I cut those lines from the post and added them back in at least a dozen times. I worried they might be too off track, or too superficial.
Every time I tried to cut them, they insisted, “Keep us.”
So they stayed.
I wrote those words, at heart, as instructions for myself. I would like to stop wearing the uncomfortable thing. I would like to wear less of the uniform.
You see, there’s an odd thing I do when I have a big speaking engagement – particularly one in a corporation. Somehow (and it’s a bit of a mystery to me how), I end up wearing a suit. And often, I end up wearing it with rather uncomfortable shoes, and – to be frank – body-shaping undergarments.
If I felt great in all that, it would be no problem. But I don’t. I find the getup uncomfortable and hard to breathe in. And it doesn’t feel like it reflects me. I’m presenting something more conventional, corporate, and secular – yes, secular – than I want to.
So how does it happen? Somewhere in between my initial intention to wear something I adore and the speaking event itself, a familiar mental weather pattern descends. Fears about giving the speech get funneled into concerns about looking good, looking “professional.” There is hurried, harried shopping. There is body image b.s. And then, a few days later, there I am, packing a suit-ish outfit in my, well … suitcase.
Why does this matter?
Because, how free can we feel – or be – if we restrict our very bodies, by our own choosing?
Because I’m doubtful that women who can’t take a deep breath, and whose underwire is digging into their ribs, are able to give their full energy to what they feel called toward. What would we do or say differently if we could move more freely?
It also matters because in a thousand ways, women conform to and compete within a system that we did not make and that was not made for us. Professional dress is one tangible reflection of this.

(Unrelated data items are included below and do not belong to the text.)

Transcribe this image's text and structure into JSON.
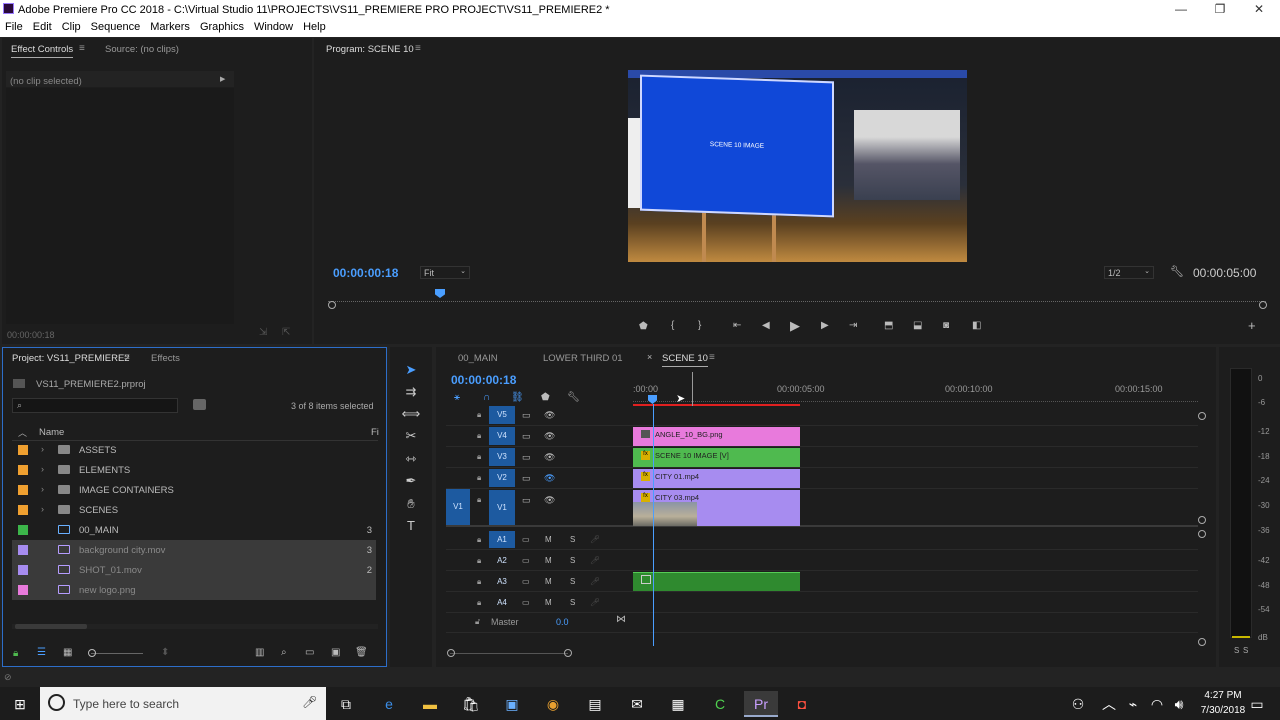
{
  "window": {
    "title": "Adobe Premiere Pro CC 2018 - C:\\Virtual Studio 11\\PROJECTS\\VS11_PREMIERE PRO PROJECT\\VS11_PREMIERE2 *",
    "minimize": "—",
    "maximize": "❐",
    "close": "✕"
  },
  "menu": [
    "File",
    "Edit",
    "Clip",
    "Sequence",
    "Markers",
    "Graphics",
    "Window",
    "Help"
  ],
  "effect_controls": {
    "tab": "Effect Controls",
    "tab2": "Source: (no clips)",
    "no_clip": "(no clip selected)",
    "timecode": "00:00:00:18"
  },
  "program": {
    "tab": "Program: SCENE 10",
    "screen_label": "SCENE 10 IMAGE",
    "timecode": "00:00:00:18",
    "fit": "Fit",
    "resolution": "1/2",
    "duration": "00:00:05:00"
  },
  "project": {
    "tab": "Project: VS11_PREMIERE2",
    "tab2": "Effects",
    "file": "VS11_PREMIERE2.prproj",
    "selected": "3 of 8 items selected",
    "col_name": "Name",
    "col_f": "Fi",
    "items": [
      {
        "label": "ASSETS",
        "color": "#f0a030",
        "type": "folder",
        "count": ""
      },
      {
        "label": "ELEMENTS",
        "color": "#f0a030",
        "type": "folder",
        "count": ""
      },
      {
        "label": "IMAGE CONTAINERS",
        "color": "#f0a030",
        "type": "folder",
        "count": ""
      },
      {
        "label": "SCENES",
        "color": "#f0a030",
        "type": "folder",
        "count": ""
      },
      {
        "label": "00_MAIN",
        "color": "#3cb64a",
        "type": "sequence",
        "count": "3"
      },
      {
        "label": "background city.mov",
        "color": "#a78cf0",
        "type": "clip",
        "count": "3"
      },
      {
        "label": "SHOT_01.mov",
        "color": "#a78cf0",
        "type": "clip",
        "count": "2"
      },
      {
        "label": "new logo.png",
        "color": "#e87adc",
        "type": "image",
        "count": ""
      }
    ]
  },
  "timeline": {
    "tabs": [
      "00_MAIN",
      "LOWER THIRD 01",
      "SCENE 10"
    ],
    "timecode": "00:00:00:18",
    "ruler": [
      ":00:00",
      "00:00:05:00",
      "00:00:10:00",
      "00:00:15:00"
    ],
    "video_tracks": [
      "V5",
      "V4",
      "V3",
      "V2",
      "V1"
    ],
    "audio_tracks": [
      "A1",
      "A2",
      "A3",
      "A4"
    ],
    "master": "Master",
    "master_val": "0.0",
    "src_v": "V1",
    "src_a": "A1",
    "m": "M",
    "s": "S",
    "clips": {
      "v4": "ANGLE_10_BG.png",
      "v3": "SCENE 10 IMAGE [V]",
      "v2": "CITY 01.mp4",
      "v1": "CITY 03.mp4"
    }
  },
  "meter": {
    "labels": [
      "0",
      "-6",
      "-12",
      "-18",
      "-24",
      "-30",
      "-36",
      "-42",
      "-48",
      "-54",
      "dB"
    ],
    "s1": "S",
    "s2": "S"
  },
  "taskbar": {
    "search": "Type here to search",
    "time": "4:27 PM",
    "date": "7/30/2018"
  },
  "colors": {
    "accent": "#4a9eff",
    "video_pink": "#e87adc",
    "video_green": "#4fba4f",
    "video_purple": "#a78cf0"
  }
}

Our dress – and more broadly, how we present our physical selves – takes us into some important territory — women’s bodies and images of womanhood. When it comes to work clothes, we are reinforcing, or redefining, notions of what “professional” or “successful” or “lawyer” or “professor” or “leader” look like. Does the Superintendent wear a sari? Does a professor have a woman’s body adorned in exuberant, cheerful colors? Can the CEO look like a priestess from some other time?
If we are brave, dress can be a vehicle for slaying old ideas about who does what, and how. Because it’s visual, it busts stereotypes on an unconscious level, making it particularly potent.
Dress also matters as a metaphor. We are faced with the same choice in our dress as we are in so many other aspects of our careers:
How much do I want to do the conventional thing to fit in, and how much do I want to push the envelope?
How much do I, as a woman, want to succeed within the system as it is, and how much am I here to change it?
We all have to do both. We pay attention to the codes, the norms, the standard career routes, the culture. By doing the conventional thing, we get to play in the game.
But then there are the moments during the game when we ask: is this a time when I want to depart from what’s conventional? Is this the place I choose to be an agent of change?